Spotfire Ideas Portal
Context:
1) All manipulations in the Spotfire library (both read and write) are made by automation service scheduled jobs not on behalf of the user account, but on behalf of the dedicated automation service account. This service account is used by all automation jobs, regardless of who was the job author.
2) After allowing automation service account to access analysis, any other user with access to automation service can write the job that will access the analysis, send it to other email or copy it to another folder.
In other words, enabling automation service for the analysis implies that scope of the users having access to analysis - automatically includes every other spotfire user who can schedule an automation job. It is indirect, but still an access and security breach.
3) Considering that permissions are granted in Spotfire not per analysis, but per folder, the same applies to all content in the same library folder, and also dependencies like infolinks and datasources.
Issue:
In our library there is a lot of content that requires processing by automation jobs, but access data within this content should be limited to certain groups .

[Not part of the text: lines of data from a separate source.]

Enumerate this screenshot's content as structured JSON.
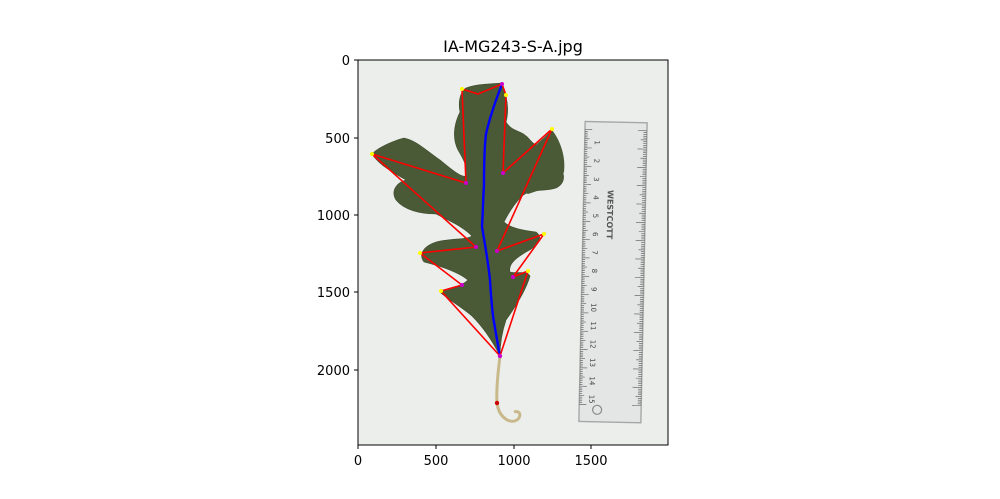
{
  "title": "IA-MG243-S-A.jpg",
  "axes": {
    "x_ticks": [
      "0",
      "500",
      "1000",
      "1500"
    ],
    "y_ticks": [
      "0",
      "500",
      "1000",
      "1500",
      "2000"
    ],
    "x_range": [
      0,
      1992
    ],
    "y_range": [
      2480,
      0
    ]
  },
  "colors": {
    "outline": "#ff0000",
    "midrib": "#0000ff",
    "lobe_tip": "#ffff00",
    "sinus": "#cc00cc",
    "leaf": "#4a5a35",
    "background": "#eeeeec"
  },
  "ruler_numbers": [
    "1",
    "2",
    "3",
    "4",
    "5",
    "6",
    "7",
    "8",
    "9",
    "10",
    "11",
    "12",
    "13",
    "14",
    "15"
  ],
  "ruler_brand": "WESTCOTT"
}
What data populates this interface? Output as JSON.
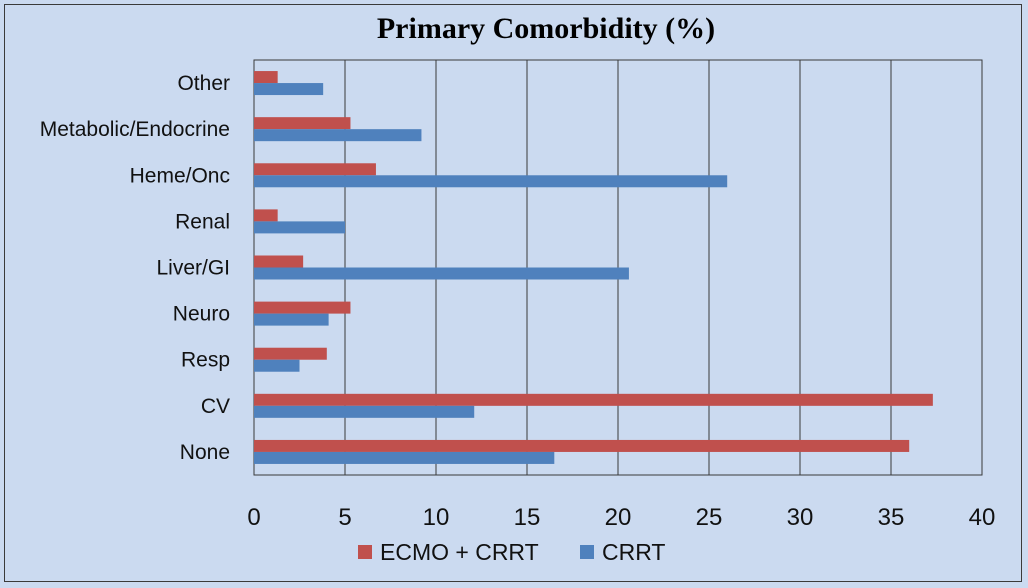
{
  "chart_data": {
    "type": "bar",
    "orientation": "horizontal",
    "title": "Primary Comorbidity (%)",
    "categories": [
      "None",
      "CV",
      "Resp",
      "Neuro",
      "Liver/GI",
      "Renal",
      "Heme/Onc",
      "Metabolic/Endocrine",
      "Other"
    ],
    "series": [
      {
        "name": "ECMO + CRRT",
        "color": "#c0504d",
        "values": [
          36.0,
          37.3,
          4.0,
          5.3,
          2.7,
          1.3,
          6.7,
          5.3,
          1.3
        ]
      },
      {
        "name": "CRRT",
        "color": "#4f81bd",
        "values": [
          16.5,
          12.1,
          2.5,
          4.1,
          20.6,
          5.0,
          26.0,
          9.2,
          3.8
        ]
      }
    ],
    "xlim": [
      0,
      40
    ],
    "xticks": [
      0,
      5,
      10,
      15,
      20,
      25,
      30,
      35,
      40
    ],
    "grid": "vertical",
    "legend": "bottom"
  }
}
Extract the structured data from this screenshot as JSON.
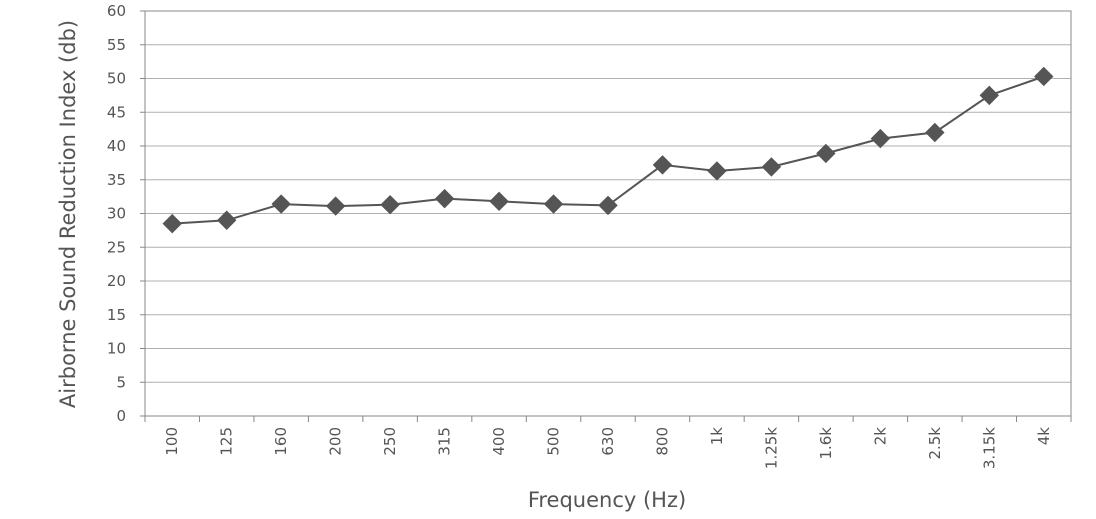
{
  "chart_data": {
    "type": "line",
    "title": "",
    "xlabel": "Frequency (Hz)",
    "ylabel": "Airborne Sound Reduction Index (db)",
    "categories": [
      "100",
      "125",
      "160",
      "200",
      "250",
      "315",
      "400",
      "500",
      "630",
      "800",
      "1k",
      "1.25k",
      "1.6k",
      "2k",
      "2.5k",
      "3.15k",
      "4k"
    ],
    "series": [
      {
        "values": [
          28.5,
          29,
          31.4,
          31.1,
          31.3,
          32.2,
          31.8,
          31.4,
          31.2,
          37.2,
          36.3,
          36.9,
          38.9,
          41.1,
          42,
          47.5,
          50.3
        ],
        "color": "#555555",
        "marker": "diamond"
      }
    ],
    "ylim": [
      0,
      60
    ],
    "yticks": [
      0,
      5,
      10,
      15,
      20,
      25,
      30,
      35,
      40,
      45,
      50,
      55,
      60
    ],
    "grid": "horizontal",
    "legend": "none"
  }
}
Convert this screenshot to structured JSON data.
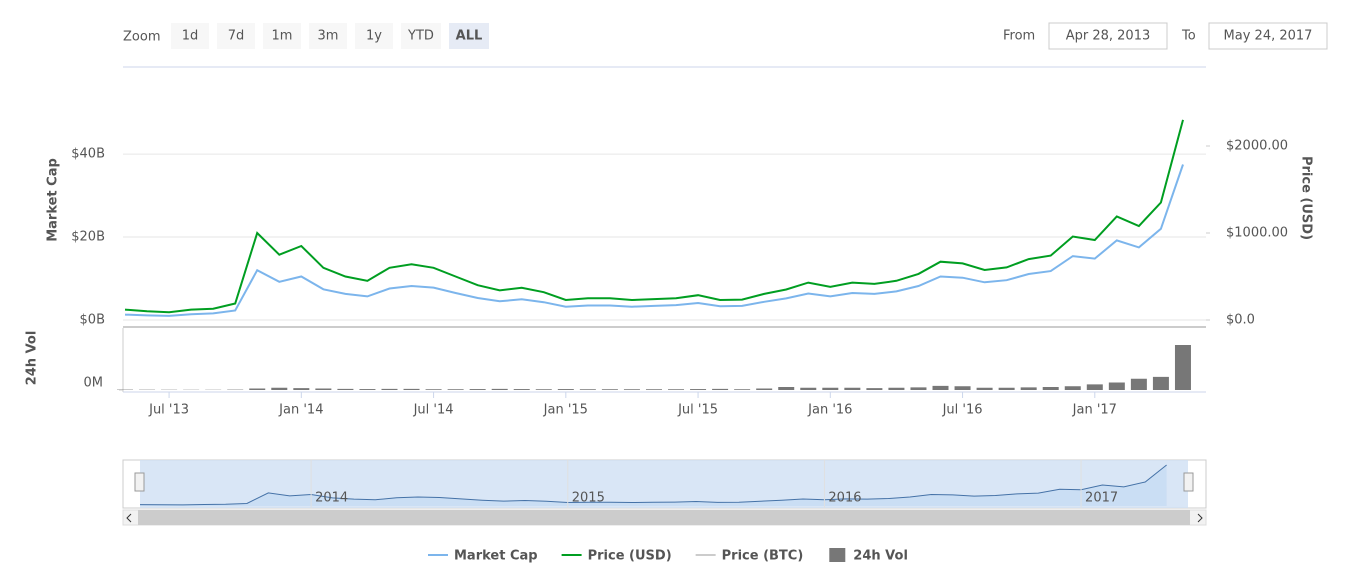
{
  "zoom": {
    "label": "Zoom",
    "buttons": [
      "1d",
      "7d",
      "1m",
      "3m",
      "1y",
      "YTD",
      "ALL"
    ],
    "selected": 6
  },
  "range": {
    "from_label": "From",
    "from": "Apr 28, 2013",
    "to_label": "To",
    "to": "May 24, 2017"
  },
  "chart_data": {
    "type": "line",
    "x": [
      "2013-05",
      "2013-06",
      "2013-07",
      "2013-08",
      "2013-09",
      "2013-10",
      "2013-11",
      "2013-12",
      "2014-01",
      "2014-02",
      "2014-03",
      "2014-04",
      "2014-05",
      "2014-06",
      "2014-07",
      "2014-08",
      "2014-09",
      "2014-10",
      "2014-11",
      "2014-12",
      "2015-01",
      "2015-02",
      "2015-03",
      "2015-04",
      "2015-05",
      "2015-06",
      "2015-07",
      "2015-08",
      "2015-09",
      "2015-10",
      "2015-11",
      "2015-12",
      "2016-01",
      "2016-02",
      "2016-03",
      "2016-04",
      "2016-05",
      "2016-06",
      "2016-07",
      "2016-08",
      "2016-09",
      "2016-10",
      "2016-11",
      "2016-12",
      "2017-01",
      "2017-02",
      "2017-03",
      "2017-04",
      "2017-05"
    ],
    "xlim": [
      "2013-05",
      "2017-06"
    ],
    "xticks": [
      {
        "value": "2013-07",
        "label": "Jul '13"
      },
      {
        "value": "2014-01",
        "label": "Jan '14"
      },
      {
        "value": "2014-07",
        "label": "Jul '14"
      },
      {
        "value": "2015-01",
        "label": "Jan '15"
      },
      {
        "value": "2015-07",
        "label": "Jul '15"
      },
      {
        "value": "2016-01",
        "label": "Jan '16"
      },
      {
        "value": "2016-07",
        "label": "Jul '16"
      },
      {
        "value": "2017-01",
        "label": "Jan '17"
      }
    ],
    "ylabel": "Market Cap",
    "ylim": [
      0,
      61
    ],
    "yticks": [
      {
        "value": 0,
        "label": "$0B"
      },
      {
        "value": 20,
        "label": "$20B"
      },
      {
        "value": 40,
        "label": "$40B"
      }
    ],
    "y2label": "Price (USD)",
    "y2lim": [
      0,
      2908
    ],
    "y2ticks": [
      {
        "value": 0,
        "label": "$0.0"
      },
      {
        "value": 1000,
        "label": "$1000.00"
      },
      {
        "value": 2000,
        "label": "$2000.00"
      }
    ],
    "y3label": "24h Vol",
    "y3lim": [
      0,
      1600
    ],
    "y3ticks": [
      {
        "value": 0,
        "label": "0M"
      }
    ],
    "grid": true,
    "series": [
      {
        "name": "Market Cap",
        "color": "#7cb5ec",
        "axis": "y",
        "values": [
          1.3,
          1.1,
          1.0,
          1.4,
          1.6,
          2.3,
          12,
          9.2,
          10.5,
          7.4,
          6.3,
          5.7,
          7.6,
          8.2,
          7.8,
          6.5,
          5.3,
          4.5,
          5.0,
          4.3,
          3.2,
          3.5,
          3.5,
          3.2,
          3.4,
          3.6,
          4.1,
          3.3,
          3.4,
          4.4,
          5.2,
          6.4,
          5.7,
          6.5,
          6.3,
          6.9,
          8.2,
          10.5,
          10.2,
          9.1,
          9.6,
          11.1,
          11.8,
          15.4,
          14.8,
          19.2,
          17.5,
          22,
          37.5
        ]
      },
      {
        "name": "Price (USD)",
        "color": "#009e21",
        "axis": "y2",
        "values": [
          120,
          100,
          90,
          120,
          130,
          190,
          1000,
          750,
          850,
          600,
          500,
          450,
          600,
          640,
          600,
          500,
          400,
          340,
          370,
          320,
          230,
          250,
          250,
          230,
          240,
          250,
          285,
          230,
          235,
          300,
          350,
          430,
          380,
          430,
          415,
          450,
          530,
          670,
          650,
          575,
          605,
          700,
          740,
          960,
          920,
          1190,
          1080,
          1350,
          2300
        ]
      },
      {
        "name": "Price (BTC)",
        "color": "#cccccc",
        "axis": "y2",
        "visible": false
      },
      {
        "name": "24h Vol",
        "color": "#777777",
        "axis": "y3",
        "type": "bar",
        "values": [
          10,
          8,
          7,
          6,
          6,
          10,
          40,
          60,
          50,
          40,
          30,
          25,
          30,
          30,
          20,
          20,
          25,
          30,
          25,
          20,
          25,
          20,
          20,
          20,
          20,
          20,
          25,
          30,
          20,
          40,
          80,
          60,
          60,
          60,
          50,
          60,
          70,
          110,
          100,
          60,
          60,
          70,
          80,
          100,
          150,
          200,
          300,
          350,
          1200
        ]
      }
    ],
    "navigator": {
      "xticks": [
        {
          "value": "2014-01",
          "label": "2014"
        },
        {
          "value": "2015-01",
          "label": "2015"
        },
        {
          "value": "2016-01",
          "label": "2016"
        },
        {
          "value": "2017-01",
          "label": "2017"
        }
      ]
    }
  }
}
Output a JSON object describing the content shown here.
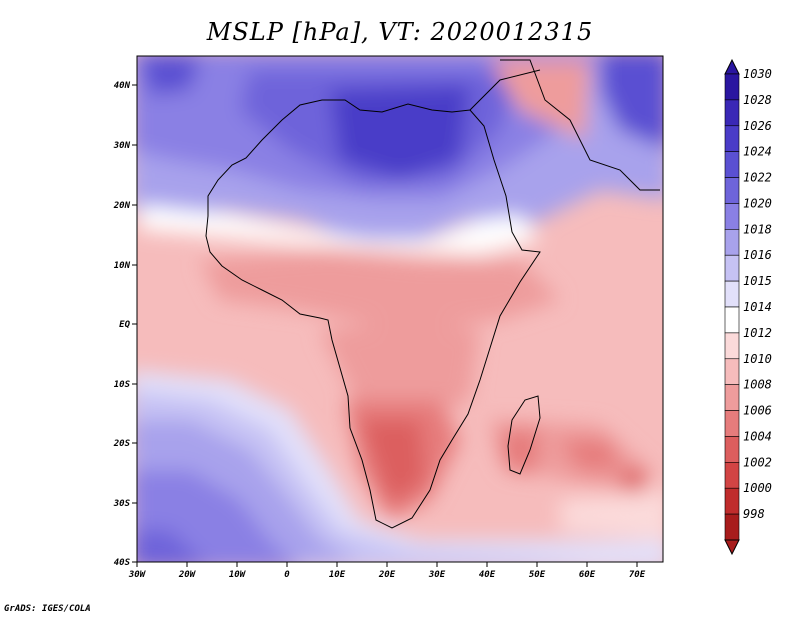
{
  "title": "MSLP [hPa], VT: 2020012315",
  "credit": "GrADS: IGES/COLA",
  "map": {
    "region": "Africa",
    "lon_range": [
      -30,
      76
    ],
    "lat_range": [
      -40,
      45
    ],
    "lon_ticks": [
      "30W",
      "20W",
      "10W",
      "0",
      "10E",
      "20E",
      "30E",
      "40E",
      "50E",
      "60E",
      "70E"
    ],
    "lat_ticks": [
      "40N",
      "30N",
      "20N",
      "10N",
      "EQ",
      "10S",
      "20S",
      "30S",
      "40S"
    ]
  },
  "colorbar": {
    "levels": [
      "1030",
      "1028",
      "1026",
      "1024",
      "1022",
      "1020",
      "1018",
      "1016",
      "1015",
      "1014",
      "1012",
      "1010",
      "1008",
      "1006",
      "1004",
      "1002",
      "1000",
      "998"
    ],
    "colors": [
      "#2a16a0",
      "#3a28b6",
      "#4a3cc8",
      "#5a50d2",
      "#6e64da",
      "#8a80e4",
      "#a8a2ec",
      "#c6c2f4",
      "#e2e0fa",
      "#ffffff",
      "#fbdada",
      "#f6bcbc",
      "#ee9c9c",
      "#e67c7c",
      "#dc5e5e",
      "#d24444",
      "#c02c2c",
      "#a81c1c"
    ]
  }
}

With the current security model, we have to refuse users to use Automation Services, and use Automation jobs only for the content already available to Everyone.
Proposed solution:
It should be possible to run automation jobs in a context of certain users/system users, so library permissions would be applied to the jobs. By default, jobs should run under the account of user who creates them.
Conclusion:
Current security model is so primitive that Automation Services cannot be used in a corporate environment for a lot of cases.